Health and safety in schools: teacher assaulted by pupil

Barrister Robert Spicer looks at the importance of risk assessments as a competent attempt to identify risks to safety so that reasonable steps to reduce risks can be taken.

In the recent case of Cunningham v Rochdale Metropolitan Council (2021), the Court of Appeal gave judgment in a case involving the potential liability of a local authority for an assault on a teacher by a pupil.

The facts, in summary, were that Colin Cunningham (C), an assistant head teacher, was punched in the face by a pupil. He suffered a fractured cheekbone and psychiatric injuries. He did not make a full recovery and retired from teaching.

C taught at Brownhill Learning Community. This school provided education and support for children with behavioural difficulties and challenging behaviour who were outside mainstream education. The pupil who attacked C had suffered two bereavements. His behaviour had deteriorated and he had previously attacked C and had been excluded.

C claimed compensation from the local authority responsible for the school, for negligence and breach of statutory duty. His claim was rejected by the High Court and he appealed to the Court of Appeal. That court dismissed the appeal and made the following points.

  • The local authority owed C a duty of care to provide him with a safe system of work. The standard of care was that of a reasonable, prudent and competent school.

  • An employer is generally required to carry out a suitable and sufficient risk assessment for the purposes of finding out what reasonable steps should be taken to provide a safe system of work.

  • C had established breaches of the duty of care owed to him by the local authority. The school had failed to carry out risk assessments, failed to arrange a return to school interview for the school and had failed to arrange a restorative justice meeting.

  • However, C had been unable to show that if the risk assessments had been carried out, or if the meetings had taken place, the attack would not have taken place.

  • The prospect that the pupil would not have assaulted C because he had had a return to school interview and a restorative justice interview was possible, but not probable and more likely than not to have prevented the attack.

  • The pupil had had the benefit of extensive interventions over the course of the year.

  • C was unable to show that if there had not been any breaches of duty on the part of the school, the attack and C’s loss would have been avoided, and therefore causation was not established.

This decision can be contrasted with the earlier case of Keating v Wirral MBC (2007). The facts of that case, in summary, were that K was employed as a residential childcare officer in a respite centre. The centre accommodated children and young persons with severe learning, behavioural or physical difficulties. K was an experienced employee but she had little training in the management of emotionally disturbed children. In June 2002, she was attacked and injured by X, a child. She was told before she started work on the day of the attack that another worker had been bitten on the face by X that day. K claimed compensation in negligence from her employer.

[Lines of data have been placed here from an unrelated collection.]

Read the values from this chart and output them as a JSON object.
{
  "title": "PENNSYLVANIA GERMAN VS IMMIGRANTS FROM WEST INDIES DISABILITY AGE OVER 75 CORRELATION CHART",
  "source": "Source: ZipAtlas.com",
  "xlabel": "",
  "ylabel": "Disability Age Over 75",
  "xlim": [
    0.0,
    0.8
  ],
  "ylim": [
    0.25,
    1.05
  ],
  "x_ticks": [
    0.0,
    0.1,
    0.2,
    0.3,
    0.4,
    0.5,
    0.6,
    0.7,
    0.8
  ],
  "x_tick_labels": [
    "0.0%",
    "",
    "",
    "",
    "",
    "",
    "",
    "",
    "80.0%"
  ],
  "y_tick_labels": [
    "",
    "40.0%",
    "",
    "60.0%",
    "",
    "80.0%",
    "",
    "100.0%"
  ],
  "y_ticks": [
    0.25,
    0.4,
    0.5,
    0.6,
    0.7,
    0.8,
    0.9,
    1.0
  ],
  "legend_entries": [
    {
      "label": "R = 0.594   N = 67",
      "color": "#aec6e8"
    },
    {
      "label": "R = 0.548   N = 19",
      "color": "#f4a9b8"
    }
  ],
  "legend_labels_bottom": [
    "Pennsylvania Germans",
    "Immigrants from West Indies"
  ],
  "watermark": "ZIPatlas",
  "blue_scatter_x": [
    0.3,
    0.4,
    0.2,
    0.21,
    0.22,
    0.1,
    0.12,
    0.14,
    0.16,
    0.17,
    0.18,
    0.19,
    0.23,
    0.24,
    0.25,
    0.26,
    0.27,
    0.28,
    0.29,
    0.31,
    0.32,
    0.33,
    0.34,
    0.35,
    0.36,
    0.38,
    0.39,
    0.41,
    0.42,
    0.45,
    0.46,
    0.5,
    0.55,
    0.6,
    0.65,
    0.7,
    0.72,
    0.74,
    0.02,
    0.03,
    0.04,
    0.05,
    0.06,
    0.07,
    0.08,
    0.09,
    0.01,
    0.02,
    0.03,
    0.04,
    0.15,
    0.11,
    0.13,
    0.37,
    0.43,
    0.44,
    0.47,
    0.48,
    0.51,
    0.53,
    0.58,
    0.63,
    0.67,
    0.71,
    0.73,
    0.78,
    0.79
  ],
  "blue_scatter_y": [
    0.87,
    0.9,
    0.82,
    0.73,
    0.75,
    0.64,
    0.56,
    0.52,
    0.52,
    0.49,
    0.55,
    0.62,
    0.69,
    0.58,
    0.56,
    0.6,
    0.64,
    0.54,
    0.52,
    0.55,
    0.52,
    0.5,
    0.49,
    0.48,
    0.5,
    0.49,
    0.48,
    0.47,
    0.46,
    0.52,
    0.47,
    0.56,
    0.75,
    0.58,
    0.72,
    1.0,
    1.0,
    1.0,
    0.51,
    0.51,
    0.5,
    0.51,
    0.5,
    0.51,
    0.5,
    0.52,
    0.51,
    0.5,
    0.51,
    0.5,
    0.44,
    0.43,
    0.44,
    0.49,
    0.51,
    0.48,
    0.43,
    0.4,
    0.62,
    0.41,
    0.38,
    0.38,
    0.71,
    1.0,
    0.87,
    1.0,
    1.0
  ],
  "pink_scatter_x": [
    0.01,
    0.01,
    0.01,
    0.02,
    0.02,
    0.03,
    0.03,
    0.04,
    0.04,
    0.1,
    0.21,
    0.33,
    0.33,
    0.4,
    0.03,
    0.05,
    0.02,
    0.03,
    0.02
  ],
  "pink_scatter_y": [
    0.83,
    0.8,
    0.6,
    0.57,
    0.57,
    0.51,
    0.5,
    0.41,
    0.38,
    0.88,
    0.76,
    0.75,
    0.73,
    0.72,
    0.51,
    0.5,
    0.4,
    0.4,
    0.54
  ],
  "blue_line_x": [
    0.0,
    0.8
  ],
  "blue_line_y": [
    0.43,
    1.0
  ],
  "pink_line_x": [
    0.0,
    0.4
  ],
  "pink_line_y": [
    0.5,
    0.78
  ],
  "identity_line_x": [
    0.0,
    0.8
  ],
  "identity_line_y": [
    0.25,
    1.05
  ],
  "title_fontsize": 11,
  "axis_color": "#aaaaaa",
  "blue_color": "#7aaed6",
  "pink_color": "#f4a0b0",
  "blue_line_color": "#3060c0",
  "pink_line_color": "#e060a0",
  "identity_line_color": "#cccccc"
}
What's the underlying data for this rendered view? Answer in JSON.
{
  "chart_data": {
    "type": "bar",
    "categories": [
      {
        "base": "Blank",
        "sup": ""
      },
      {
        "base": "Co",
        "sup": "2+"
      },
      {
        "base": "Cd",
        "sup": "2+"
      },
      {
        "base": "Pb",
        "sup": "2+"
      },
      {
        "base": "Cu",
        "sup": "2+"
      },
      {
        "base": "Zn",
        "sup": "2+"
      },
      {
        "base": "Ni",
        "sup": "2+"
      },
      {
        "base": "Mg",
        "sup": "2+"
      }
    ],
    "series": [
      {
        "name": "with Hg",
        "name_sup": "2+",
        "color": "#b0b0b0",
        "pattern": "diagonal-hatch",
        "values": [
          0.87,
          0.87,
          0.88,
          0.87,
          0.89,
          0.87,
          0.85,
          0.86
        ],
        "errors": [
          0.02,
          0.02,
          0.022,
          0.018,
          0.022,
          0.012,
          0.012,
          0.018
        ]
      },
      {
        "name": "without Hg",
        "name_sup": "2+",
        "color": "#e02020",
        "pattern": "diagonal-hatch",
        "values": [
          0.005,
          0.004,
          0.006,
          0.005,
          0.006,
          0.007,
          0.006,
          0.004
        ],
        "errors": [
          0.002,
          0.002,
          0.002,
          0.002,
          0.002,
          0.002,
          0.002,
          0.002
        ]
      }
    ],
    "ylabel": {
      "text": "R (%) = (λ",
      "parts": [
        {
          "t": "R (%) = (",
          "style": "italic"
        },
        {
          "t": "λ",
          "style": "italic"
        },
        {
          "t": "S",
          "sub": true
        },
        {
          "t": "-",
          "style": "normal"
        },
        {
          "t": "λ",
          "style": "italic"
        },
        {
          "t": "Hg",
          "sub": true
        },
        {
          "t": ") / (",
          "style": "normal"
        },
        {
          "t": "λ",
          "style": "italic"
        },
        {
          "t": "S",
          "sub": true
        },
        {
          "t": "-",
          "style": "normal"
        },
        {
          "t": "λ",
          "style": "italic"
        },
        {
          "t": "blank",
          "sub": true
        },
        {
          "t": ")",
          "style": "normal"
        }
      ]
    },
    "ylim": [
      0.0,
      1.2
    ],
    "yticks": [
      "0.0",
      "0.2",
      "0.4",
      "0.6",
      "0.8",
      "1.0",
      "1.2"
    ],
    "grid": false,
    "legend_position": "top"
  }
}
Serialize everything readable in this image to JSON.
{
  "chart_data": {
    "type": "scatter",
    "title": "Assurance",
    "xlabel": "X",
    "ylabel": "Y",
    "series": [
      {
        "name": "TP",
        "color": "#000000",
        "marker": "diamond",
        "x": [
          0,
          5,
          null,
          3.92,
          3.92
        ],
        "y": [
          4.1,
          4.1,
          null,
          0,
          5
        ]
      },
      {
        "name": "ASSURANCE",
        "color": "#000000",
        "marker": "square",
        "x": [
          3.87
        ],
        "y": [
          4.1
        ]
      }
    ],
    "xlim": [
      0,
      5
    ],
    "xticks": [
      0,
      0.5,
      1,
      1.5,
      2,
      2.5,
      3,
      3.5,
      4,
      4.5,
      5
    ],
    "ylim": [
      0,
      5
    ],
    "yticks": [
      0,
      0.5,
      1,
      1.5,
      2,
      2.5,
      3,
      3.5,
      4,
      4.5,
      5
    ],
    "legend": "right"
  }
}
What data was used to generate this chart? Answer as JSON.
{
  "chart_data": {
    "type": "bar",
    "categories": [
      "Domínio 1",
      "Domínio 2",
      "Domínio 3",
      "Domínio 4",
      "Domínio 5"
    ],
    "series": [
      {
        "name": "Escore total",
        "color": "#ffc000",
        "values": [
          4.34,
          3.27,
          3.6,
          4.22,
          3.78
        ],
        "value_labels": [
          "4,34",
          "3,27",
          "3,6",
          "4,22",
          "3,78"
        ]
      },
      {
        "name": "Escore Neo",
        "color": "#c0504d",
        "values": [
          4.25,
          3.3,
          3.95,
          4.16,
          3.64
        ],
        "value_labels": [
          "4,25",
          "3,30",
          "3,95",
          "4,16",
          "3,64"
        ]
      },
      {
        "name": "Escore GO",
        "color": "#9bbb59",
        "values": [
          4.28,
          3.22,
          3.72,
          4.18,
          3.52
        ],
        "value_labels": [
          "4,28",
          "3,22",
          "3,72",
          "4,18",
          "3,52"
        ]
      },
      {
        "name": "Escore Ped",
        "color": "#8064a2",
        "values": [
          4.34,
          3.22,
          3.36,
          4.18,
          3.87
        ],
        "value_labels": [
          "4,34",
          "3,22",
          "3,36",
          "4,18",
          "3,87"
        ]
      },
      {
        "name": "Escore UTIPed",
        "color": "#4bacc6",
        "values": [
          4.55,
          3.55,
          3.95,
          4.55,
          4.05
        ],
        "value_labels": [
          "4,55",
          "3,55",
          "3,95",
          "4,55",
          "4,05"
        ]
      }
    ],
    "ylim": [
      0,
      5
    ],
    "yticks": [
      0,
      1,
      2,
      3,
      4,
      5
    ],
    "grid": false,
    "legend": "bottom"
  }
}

The claim succeeded. The court made the following points.

  • The systems within the respite centre for dealing with children with very challenging behaviour were not satisfactory.

  • There was no set written procedure for dealing with handover when K came on duty.

  • K had not been provided with any analysis as to risk following the biting incident. There should have been a risk assessment. There had been no analysis of behaviour, triggers or effective control in relation to X.

  • When the attack on K occurred, she was dealing with two children on her own, although each child required supervision by one staff member. If there had been appropriate staffing levels and a proper handover, the incident would not have taken place.

  • K knew that X was prone to violence. She should have called other staff to help. She had been contributorily negligent to the extent of 25%.

Employers need to be aware, in the context of school pupils and teachers, of the importance of risk assessments. This should not be a tick box exercise but should be a competent attempt to identify risks to safety so that reasonable steps to reduce risks can be taken. The decision in the Cunningham case was that a failure to complete such assessments was not causative of C’s injury because nothing was identified which might have been raised in a written risk assessment which would have prevented the assault.